New bill seeks recognition of right to food in Scots law



Scottish Labour MSP Elaine Smith has this week launched a public consultation on a proposal for a bill that seeks to enshrine the human right to food, as recognised by the United Nations, into Scots law.

The bill, entitled the Right to Food (Scotland) Bill also seeks to establish an independent statutory body to oversee Scottish food policy to ensure that no one goes hungry in Scotland.

The consultation will run for 12 weeks and members of the public will have until 15 September 2020 to make their feelings known on the proposal.

The lodging of the bill proposal comes as several food poverty groups have written to the First Minister calling for action on food poverty.

Ms Smith said: “As Marcus Rashford demonstrated last week, the right to food is one of the most vital issues in this country and one that is badly neglected.

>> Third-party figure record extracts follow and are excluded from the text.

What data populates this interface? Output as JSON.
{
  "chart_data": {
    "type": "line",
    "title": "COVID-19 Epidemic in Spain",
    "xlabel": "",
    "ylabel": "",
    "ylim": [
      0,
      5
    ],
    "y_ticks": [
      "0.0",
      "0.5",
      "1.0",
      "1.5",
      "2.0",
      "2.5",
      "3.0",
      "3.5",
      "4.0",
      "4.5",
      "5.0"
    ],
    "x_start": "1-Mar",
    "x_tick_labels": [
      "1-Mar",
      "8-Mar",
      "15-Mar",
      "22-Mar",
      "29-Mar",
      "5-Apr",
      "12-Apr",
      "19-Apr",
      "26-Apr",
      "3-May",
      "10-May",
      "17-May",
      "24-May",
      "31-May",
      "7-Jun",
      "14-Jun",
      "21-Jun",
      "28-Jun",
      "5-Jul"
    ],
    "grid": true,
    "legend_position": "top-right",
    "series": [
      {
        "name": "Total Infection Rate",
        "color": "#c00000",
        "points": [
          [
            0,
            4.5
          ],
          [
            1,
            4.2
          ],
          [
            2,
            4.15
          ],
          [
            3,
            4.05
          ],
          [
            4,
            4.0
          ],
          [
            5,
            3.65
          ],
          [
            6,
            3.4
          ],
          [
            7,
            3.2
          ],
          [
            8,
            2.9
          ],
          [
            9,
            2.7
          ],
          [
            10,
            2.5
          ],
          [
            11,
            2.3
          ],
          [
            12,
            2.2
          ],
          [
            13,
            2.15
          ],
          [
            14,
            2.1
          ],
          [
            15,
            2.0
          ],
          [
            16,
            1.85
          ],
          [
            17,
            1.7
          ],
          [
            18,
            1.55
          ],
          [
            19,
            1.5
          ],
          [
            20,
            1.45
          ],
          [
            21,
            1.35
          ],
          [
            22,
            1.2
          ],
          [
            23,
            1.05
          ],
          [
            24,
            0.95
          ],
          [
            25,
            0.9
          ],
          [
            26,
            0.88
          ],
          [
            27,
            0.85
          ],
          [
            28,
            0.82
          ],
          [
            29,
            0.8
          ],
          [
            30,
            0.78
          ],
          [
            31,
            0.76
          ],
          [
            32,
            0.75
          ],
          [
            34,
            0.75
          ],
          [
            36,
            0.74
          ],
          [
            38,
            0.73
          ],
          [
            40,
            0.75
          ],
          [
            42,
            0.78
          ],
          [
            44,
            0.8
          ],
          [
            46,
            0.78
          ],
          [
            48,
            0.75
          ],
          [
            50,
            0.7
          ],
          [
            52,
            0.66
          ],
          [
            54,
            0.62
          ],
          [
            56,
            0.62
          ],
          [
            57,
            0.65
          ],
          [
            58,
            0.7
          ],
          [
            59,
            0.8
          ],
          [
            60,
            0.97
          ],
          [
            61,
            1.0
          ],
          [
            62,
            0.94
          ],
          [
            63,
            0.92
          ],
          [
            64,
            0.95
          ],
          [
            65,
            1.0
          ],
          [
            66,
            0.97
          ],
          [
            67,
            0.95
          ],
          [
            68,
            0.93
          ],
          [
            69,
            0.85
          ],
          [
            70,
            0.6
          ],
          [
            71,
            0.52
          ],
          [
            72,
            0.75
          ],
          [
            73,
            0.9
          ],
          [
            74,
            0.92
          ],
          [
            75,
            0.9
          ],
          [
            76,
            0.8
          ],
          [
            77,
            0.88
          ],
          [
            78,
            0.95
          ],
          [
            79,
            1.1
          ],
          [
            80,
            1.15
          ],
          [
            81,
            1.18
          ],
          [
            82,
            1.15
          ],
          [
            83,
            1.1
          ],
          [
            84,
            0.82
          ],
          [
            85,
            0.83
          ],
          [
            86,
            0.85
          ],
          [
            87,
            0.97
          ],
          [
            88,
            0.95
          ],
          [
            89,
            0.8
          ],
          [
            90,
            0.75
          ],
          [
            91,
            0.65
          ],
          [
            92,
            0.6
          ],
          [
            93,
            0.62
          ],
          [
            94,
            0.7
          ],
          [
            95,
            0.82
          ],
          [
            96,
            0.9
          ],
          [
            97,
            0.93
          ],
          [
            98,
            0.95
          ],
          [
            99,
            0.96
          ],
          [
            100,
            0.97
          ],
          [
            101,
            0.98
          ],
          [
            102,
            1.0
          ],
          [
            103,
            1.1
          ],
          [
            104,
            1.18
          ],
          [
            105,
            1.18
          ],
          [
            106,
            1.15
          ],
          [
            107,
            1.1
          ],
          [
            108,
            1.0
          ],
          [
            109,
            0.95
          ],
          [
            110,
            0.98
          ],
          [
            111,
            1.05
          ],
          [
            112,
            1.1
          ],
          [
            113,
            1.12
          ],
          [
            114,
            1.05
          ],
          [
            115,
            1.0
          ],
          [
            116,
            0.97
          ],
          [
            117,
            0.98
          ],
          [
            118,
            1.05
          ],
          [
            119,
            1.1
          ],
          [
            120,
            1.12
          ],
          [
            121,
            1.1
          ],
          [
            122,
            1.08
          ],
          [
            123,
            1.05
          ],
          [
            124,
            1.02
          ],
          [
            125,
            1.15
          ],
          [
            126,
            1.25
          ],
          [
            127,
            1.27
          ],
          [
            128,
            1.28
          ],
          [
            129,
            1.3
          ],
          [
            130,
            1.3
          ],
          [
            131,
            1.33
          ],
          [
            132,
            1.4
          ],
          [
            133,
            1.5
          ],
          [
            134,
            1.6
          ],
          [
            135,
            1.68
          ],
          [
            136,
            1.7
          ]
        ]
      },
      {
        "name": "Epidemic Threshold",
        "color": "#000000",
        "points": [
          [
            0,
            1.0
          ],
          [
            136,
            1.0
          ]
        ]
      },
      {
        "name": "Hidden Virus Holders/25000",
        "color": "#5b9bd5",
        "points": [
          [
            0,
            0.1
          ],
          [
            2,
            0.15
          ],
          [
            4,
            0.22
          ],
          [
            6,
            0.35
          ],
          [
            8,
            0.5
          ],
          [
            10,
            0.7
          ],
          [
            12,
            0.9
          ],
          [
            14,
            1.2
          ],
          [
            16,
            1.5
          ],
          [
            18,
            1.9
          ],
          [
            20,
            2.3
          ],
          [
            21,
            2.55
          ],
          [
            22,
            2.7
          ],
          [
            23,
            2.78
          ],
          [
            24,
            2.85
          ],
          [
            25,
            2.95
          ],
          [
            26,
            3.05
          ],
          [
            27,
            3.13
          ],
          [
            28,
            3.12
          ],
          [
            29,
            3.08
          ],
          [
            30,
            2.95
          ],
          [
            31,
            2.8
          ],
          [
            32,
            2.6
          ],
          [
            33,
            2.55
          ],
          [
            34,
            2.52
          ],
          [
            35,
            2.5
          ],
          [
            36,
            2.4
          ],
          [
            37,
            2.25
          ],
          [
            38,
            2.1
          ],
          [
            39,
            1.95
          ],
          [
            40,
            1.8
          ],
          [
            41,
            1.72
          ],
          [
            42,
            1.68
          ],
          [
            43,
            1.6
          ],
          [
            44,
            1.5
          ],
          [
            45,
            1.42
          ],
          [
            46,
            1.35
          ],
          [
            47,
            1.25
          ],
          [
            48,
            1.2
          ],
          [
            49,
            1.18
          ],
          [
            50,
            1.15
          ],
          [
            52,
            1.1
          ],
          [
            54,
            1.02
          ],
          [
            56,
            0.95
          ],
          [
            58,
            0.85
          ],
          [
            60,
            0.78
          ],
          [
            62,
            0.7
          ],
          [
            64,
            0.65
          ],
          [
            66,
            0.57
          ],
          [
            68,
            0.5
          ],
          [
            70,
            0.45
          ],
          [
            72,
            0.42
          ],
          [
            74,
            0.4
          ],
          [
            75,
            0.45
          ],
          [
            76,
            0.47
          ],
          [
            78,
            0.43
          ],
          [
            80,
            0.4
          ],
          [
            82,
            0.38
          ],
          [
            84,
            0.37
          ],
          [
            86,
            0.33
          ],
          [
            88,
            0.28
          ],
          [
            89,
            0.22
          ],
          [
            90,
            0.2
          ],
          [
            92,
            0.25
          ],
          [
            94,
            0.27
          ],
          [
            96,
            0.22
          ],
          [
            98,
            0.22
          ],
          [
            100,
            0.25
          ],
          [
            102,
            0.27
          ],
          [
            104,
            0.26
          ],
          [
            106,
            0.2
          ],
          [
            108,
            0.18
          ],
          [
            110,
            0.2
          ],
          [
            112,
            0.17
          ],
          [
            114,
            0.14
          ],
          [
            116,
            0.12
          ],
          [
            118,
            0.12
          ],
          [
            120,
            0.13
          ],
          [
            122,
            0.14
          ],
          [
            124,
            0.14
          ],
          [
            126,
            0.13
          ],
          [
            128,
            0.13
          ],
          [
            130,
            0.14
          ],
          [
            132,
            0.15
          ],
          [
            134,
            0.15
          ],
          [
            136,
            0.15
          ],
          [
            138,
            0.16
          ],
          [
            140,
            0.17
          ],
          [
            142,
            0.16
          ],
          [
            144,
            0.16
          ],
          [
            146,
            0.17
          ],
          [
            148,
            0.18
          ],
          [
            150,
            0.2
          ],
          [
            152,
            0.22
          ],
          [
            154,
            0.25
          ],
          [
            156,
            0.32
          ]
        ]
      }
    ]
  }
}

“In this time of crisis, things that so many of us take for granted, like the availability of healthy food, have been revealed as being of critical importance. Food policy has not been given the priority it deserves by the Scottish Government. With COVID-19 throwing sharp focus on our food system, it is time for that to change.

“No one should be going hungry in a wealthy nation like Scotland. By enshrining the internationally recognised right to food in Scots Law we can send a clear message that hunger has no place in Scotland.”

“Only Scottish Labour has a vision for a future free from hunger for all in Scotland. I urge everyone to respond to this consultation in order to help that future be secured.”

Professor Mary Brennan, chair of the Scottish Food Coalition, added: “The Scottish Food Coalition heartily welcomes the launch of Elaine Smith MSP’s consultation on the right to food bill. Although the right to food is an established right in international law, the Scottish Food Coalition firmly believes that direct incorporation of the right to food into Scotland’s domestic laws is necessary to ensure that the right is realised for all of our citizens.

“In practice, realising people’s right to food means that it is the State’s responsibility to ensure that food is available, accessible and adequate for everyone.

“This includes, for example: ensuring that businesses play their part in the sale of safe, nutritious food for all; government takes action to tackle low pay in the food industry; and ensuring a compassionate system of social security which enables people to eat well and access food with dignity.

“I strongly urge everyone to respond to this important consultation on our right to food. The outcomes of which will shape the underlying principles guiding our Scottish food system. This is a matter of basic human rights. Our food system impacts us all and it is time that our laws reflected this and complied with international law.”